Как-то само сорвалось. Вот слетит иногда с языка, особенно с недосыпу, потом думаю: «Дурак я, что ли?»

А Терентий – он уже тогда увидал, к какому тыну все это склоняется.

– У-у-у, – говорит, – брат ты мой!.. – взяв за локоть, в сторонку меня отвел и сует сначала карандашик, потом какие-то накладные. – Захвати-ка, – говорит, – отметь все подробности. Ведь готовится гнусность. А свалят на маляров! Если спросят, скажешь так: перенимаю опыт предпринимательства… Запомнил? Потом обсудим. Давай…

Как в воду глядел. Только в сроках ошибся. Вот ведь что значит.

Карандашик-то я взял и в парк пошел. Но тогда, в прошлом году, с этого похода моего – кто бы мог предположить – стремительное течение событий замедлилось вплоть до полной их остановки.

Начать с того, что Ипат в парк не пришел.

Было очень рано, свет загорожен, голуби ходили зигзагами. Парк стоял пустой и мокрый, на скамейках, в люльках, в седлах – везде скопилась вода. Я сидел на осле и сам себе казался ослом, потому что не мог понять ничего. Что помешало ему прийти? Услышал наш разговор и испугался? Или не все готово? Или просто не выспался в эти дни и решил, гад, отоспаться? А может, Епротасов, опомнясь, увез его в другое место? Вопросы вертелись с тяжелым скрипом, как внизу – помост карусели. Вопросы, вопросы…

В результате он так и не пришел. Несолоно, как говорится, хлебавши, не выспавшийся и злой, измяв все бумаги и сломав карандаш, я возвращался из парка. Вдруг навстречу мне комендантша Протопопова – голова в бигудях, руки в боки:

– Ты что ж, – говорит, – такой-сякой, блядь!

И тут все объяснилось самым неожиданным образом. Оказывается я, уходя, запер дверь на ключ, не подумав (спросонок), что там же Ипат гладит казенным утюгом – а номер у нас один, – а ключ взял с собой. Такое у нас бывало: это называлось «задраить». Комендантша хватилась утюга, побежала искать Ипата, он пробубнил ей через скважину: мол, задраено, никак не выйти. И в конце концов действительно уснул как убитый.

Можно только гадать, что было бы, если бы… Но – так ли уж это совпало, или все же тут что-то есть под этим – но вот с этого тупикового события течение событий резко замедлилось.
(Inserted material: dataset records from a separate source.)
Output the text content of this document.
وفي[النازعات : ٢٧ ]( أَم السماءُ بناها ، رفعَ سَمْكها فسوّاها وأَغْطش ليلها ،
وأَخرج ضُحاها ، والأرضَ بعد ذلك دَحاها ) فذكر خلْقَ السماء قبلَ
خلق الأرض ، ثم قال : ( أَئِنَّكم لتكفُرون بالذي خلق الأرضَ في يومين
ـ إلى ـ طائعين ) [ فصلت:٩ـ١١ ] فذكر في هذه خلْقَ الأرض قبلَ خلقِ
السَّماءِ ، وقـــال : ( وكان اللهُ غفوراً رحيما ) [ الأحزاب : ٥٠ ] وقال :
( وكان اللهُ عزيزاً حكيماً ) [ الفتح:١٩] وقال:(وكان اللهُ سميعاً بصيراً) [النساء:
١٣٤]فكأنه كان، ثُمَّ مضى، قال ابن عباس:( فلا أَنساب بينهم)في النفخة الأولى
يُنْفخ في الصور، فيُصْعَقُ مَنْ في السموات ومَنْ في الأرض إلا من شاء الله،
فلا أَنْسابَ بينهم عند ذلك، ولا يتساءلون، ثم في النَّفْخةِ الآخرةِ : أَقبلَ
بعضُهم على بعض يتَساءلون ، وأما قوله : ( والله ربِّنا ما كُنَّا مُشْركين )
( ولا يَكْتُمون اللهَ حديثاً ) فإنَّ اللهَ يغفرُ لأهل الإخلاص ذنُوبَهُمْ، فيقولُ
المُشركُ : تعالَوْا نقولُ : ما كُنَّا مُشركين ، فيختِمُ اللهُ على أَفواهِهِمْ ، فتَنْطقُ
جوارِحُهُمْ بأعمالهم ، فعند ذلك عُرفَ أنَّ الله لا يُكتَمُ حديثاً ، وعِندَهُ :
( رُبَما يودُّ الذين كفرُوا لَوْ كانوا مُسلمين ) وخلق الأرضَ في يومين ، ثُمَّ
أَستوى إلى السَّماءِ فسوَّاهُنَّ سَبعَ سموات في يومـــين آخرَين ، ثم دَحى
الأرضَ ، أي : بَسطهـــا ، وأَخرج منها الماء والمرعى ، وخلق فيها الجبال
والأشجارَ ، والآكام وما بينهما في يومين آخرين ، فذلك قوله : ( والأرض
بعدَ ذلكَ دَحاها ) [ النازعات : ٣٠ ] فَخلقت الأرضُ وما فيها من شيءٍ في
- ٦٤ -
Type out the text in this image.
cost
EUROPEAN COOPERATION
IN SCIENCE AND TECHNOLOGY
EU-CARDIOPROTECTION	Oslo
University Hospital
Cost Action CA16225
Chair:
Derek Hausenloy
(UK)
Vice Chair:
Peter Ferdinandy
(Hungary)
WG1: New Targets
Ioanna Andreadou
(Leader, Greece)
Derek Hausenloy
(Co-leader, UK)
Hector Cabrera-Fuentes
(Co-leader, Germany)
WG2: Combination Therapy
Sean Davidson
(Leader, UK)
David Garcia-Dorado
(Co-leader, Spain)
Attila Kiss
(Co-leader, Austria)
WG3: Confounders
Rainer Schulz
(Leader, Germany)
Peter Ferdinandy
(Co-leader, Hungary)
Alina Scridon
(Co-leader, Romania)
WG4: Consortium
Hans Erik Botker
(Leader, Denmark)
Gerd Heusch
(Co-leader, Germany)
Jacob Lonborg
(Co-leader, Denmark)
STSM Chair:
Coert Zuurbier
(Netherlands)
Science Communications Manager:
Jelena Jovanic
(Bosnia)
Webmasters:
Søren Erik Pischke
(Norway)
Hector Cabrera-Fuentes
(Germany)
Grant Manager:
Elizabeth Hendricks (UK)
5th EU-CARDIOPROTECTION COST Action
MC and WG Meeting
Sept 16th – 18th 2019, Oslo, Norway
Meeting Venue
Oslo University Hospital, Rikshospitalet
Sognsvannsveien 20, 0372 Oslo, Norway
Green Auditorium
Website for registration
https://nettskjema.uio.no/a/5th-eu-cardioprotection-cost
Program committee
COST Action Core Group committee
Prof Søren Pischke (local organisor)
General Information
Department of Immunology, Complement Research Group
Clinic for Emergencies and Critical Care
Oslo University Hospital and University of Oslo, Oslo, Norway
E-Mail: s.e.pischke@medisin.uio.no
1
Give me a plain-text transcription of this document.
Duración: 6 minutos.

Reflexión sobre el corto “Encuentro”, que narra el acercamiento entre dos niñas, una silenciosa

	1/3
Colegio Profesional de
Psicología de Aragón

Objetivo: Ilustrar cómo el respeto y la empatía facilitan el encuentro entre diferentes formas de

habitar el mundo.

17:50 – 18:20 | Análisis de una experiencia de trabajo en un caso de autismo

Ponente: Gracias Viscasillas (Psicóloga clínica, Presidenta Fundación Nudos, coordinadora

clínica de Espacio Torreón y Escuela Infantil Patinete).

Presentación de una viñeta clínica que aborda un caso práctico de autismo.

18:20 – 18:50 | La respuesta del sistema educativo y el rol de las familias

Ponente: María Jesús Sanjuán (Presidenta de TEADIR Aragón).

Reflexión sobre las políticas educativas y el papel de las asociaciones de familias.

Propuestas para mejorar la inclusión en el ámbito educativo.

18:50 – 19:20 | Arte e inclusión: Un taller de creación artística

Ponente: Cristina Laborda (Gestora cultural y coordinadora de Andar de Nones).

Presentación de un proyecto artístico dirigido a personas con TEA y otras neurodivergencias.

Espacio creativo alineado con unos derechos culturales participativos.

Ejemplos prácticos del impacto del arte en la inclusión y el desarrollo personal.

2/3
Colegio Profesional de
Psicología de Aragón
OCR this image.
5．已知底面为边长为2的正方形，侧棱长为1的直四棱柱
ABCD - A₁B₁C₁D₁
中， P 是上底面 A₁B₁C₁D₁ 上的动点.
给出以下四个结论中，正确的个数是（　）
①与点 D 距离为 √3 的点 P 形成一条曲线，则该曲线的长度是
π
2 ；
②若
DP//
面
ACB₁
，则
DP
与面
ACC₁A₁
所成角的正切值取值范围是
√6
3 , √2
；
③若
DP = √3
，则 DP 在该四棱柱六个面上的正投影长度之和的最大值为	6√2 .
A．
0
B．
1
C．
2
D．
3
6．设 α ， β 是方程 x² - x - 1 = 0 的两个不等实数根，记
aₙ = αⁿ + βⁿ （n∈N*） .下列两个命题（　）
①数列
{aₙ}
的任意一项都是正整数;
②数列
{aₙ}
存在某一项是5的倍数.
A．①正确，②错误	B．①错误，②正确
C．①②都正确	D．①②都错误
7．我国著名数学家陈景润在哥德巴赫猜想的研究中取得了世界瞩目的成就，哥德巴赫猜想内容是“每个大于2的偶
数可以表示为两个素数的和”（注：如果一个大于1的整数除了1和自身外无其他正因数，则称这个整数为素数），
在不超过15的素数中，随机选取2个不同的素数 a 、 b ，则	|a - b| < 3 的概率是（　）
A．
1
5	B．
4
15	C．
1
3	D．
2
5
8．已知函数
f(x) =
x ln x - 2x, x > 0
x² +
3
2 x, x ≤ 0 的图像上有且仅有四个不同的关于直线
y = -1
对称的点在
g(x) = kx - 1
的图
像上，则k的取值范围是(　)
Ипат бросил наше дело и ходил то в горком, то в исполком. Барахло его, брошенное, так и лежало на полу – лишь клеенка слегка распрямилась от силы упругости. Ходил он, правда, в красном колпаке с дырками – но тут не знаю. Все бабы в один голос начали нас уязвлять, что мы неграмотные и ходим в старых штанах, когда уже и «Бурда», и другие дерзкие гардеробы, а одна моя знакомая, особенно любившая всякие тряпки, Лиза К. – был праздник, спортсмены, готовясь бежать, играли холками, молодой спортсмен в переливающихся шелковых трусах ковырял асфальт белой ногой, думал ли я тогда, что ведь придется браться за эту ногу! – сказала мне так:

– Что вы его трясете? Он же еще зеленый. Вы хоть дождитесь, когда он созреет, а потом начинайте трясти.

Я-то склонялся к тому, что прав Сидор Мандела, т.е. что надо набить Ипату морду без всяких объяснений, и это решило бы форсированно. А эти глубокие бабьи аллегории всегда ставили меня в тупик, и что он зеленый – это я совсем не понял. Это вызвало у меня в памяти только что покрашенный зеленой краской памятник С. М. Кирову с биноклем на груди, который уже стоял у меня перед глазами, – я задумался, и пока раздумывал, какой-то дрын в очках – потом я узнал, что это пресловутый невропатолог Енароков, – видимо, подумал, что это она ему говорит, а может, я сейчас думаю, что и в самом деле ему, – посмотрел на нее и сказал:

– Что ж, это резонно.

* * *

Перейти на страницу:

Все книги серии Уроки русского

Клопы (сборник)
Клопы (сборник)

Александр Шарыпов (1959–1997) – уникальный автор, которому предстоит посмертно войти в большую литературу. Его произведения переведены на немецкий и английский языки, отмечены литературной премией им. Н. Лескова (1993 г.), пушкинской стипендией Гамбургского фонда Альфреда Тепфера (1995 г.), премией Международного фонда «Демократия» (1996 г.)«Яснее всего стиль Александра Шарыпова видится сквозь оптику смерти, сквозь гибельную суету и тусклые в темноте окна научно-исследовательского лазерного центра, где работал автор, через самоубийство героя, в ставшем уже классикой рассказе «Клопы», через языковой морок историй об Илье Муромце и математически выверенную горячку повести «Убийство Коха», а в целом – через воздушную бессобытийность, похожую на инвентаризацию всего того, что может на время прочтения примирить человека с хаосом».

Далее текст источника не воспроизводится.